The spare tank I have left alone since the last of the babies died off from the second attempt. What I’ll do next (as soon as I’ve managed to make some more distilled water), is to lower the salinity in that tank back down to brackish. Then I will try out the idea from an article on a UK website: fishless cycliing, ie – getting the nitrogen cycle up, running, and matured, without any live creatures in the tank. Perhaps if I can achieve this, then the next time Scarlett O’Hara ends up pregnant, I will put her in this second aquarium to release her eggs, then leave it brackish and see if the babies survive better than when I raise the salinity to seawater level.

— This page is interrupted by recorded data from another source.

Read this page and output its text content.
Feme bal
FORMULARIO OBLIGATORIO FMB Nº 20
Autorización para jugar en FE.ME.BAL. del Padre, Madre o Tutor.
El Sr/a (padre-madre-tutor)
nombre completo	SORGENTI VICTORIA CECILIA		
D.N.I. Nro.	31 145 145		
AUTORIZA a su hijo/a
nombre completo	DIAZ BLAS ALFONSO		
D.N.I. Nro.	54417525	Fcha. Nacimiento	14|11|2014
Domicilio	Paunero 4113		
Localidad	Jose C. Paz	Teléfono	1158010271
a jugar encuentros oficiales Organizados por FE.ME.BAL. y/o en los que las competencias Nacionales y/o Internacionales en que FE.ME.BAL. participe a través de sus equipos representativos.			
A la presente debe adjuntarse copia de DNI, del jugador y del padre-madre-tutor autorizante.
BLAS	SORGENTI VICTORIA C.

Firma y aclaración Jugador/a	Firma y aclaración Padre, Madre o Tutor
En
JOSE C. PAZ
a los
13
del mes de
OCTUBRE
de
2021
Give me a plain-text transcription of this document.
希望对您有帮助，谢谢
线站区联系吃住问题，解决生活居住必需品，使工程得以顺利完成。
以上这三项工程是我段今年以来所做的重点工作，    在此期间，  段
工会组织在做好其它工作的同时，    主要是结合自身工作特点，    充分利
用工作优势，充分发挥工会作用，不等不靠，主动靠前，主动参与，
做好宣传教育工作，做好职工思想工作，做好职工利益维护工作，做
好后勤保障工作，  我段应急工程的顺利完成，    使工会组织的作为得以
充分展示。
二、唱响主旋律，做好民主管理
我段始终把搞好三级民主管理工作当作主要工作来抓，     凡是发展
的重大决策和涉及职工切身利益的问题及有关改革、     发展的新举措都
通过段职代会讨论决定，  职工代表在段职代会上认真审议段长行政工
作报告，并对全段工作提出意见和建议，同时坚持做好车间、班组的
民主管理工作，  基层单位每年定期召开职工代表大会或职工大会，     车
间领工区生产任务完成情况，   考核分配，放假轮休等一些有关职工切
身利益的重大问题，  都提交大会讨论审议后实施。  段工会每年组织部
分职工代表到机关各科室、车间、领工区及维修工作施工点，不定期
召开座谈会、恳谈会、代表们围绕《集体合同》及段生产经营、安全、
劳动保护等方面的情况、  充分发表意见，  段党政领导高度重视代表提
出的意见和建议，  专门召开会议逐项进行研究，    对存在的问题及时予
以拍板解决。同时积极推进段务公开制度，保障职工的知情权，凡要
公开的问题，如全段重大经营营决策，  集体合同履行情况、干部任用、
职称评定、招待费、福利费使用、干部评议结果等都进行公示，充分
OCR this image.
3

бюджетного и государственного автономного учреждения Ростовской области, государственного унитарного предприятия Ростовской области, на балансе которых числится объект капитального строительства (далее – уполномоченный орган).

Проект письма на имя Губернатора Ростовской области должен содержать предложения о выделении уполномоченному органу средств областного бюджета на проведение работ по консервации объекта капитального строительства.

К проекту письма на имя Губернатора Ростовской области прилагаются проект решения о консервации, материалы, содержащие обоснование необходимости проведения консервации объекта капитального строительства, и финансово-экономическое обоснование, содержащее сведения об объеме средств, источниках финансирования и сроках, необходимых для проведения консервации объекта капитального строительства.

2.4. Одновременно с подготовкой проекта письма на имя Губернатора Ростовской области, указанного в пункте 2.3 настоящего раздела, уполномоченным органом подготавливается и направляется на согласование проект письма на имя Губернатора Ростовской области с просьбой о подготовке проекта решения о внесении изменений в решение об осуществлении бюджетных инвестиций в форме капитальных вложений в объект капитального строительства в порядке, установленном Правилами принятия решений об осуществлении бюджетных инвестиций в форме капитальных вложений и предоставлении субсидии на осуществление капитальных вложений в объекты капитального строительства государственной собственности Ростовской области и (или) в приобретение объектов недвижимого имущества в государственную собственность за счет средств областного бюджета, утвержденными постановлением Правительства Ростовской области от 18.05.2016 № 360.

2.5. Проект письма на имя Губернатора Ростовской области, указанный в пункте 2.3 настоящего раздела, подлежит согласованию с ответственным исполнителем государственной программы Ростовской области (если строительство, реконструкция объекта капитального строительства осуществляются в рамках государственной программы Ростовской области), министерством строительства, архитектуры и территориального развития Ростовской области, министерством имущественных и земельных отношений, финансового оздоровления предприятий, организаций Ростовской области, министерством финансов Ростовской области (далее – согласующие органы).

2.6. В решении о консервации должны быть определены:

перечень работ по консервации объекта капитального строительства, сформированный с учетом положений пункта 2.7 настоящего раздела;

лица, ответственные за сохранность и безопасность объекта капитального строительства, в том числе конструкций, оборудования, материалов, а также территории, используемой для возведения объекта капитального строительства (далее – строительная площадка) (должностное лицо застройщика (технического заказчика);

The other thing I have to do with that tank is get rid of the wand bubble on the back tank wall and get one or two more bubbling stones. They seem to put a lot more oxygen in the tank and move the water around better than that wand bubbler. In fact, half of that bubbler wand doesn’t even work anymore. I think once micro algae starts to grow on the wand, the bubble curtain is just too weak and fine to push out past the algae and the wand stops bubbling.

So – bottom line: Scarlett, Melanie, and Admiral Byrd are all present, non-pregnant, accounted for, and appear to be healthy. Their tank is in good shape. Perhaps a baby or two survived (or I’m wishfully hallucinating), but I will continue to watch to see if in fact, any tiny crabs do appear over the next few weeks. I’ll keep you posted!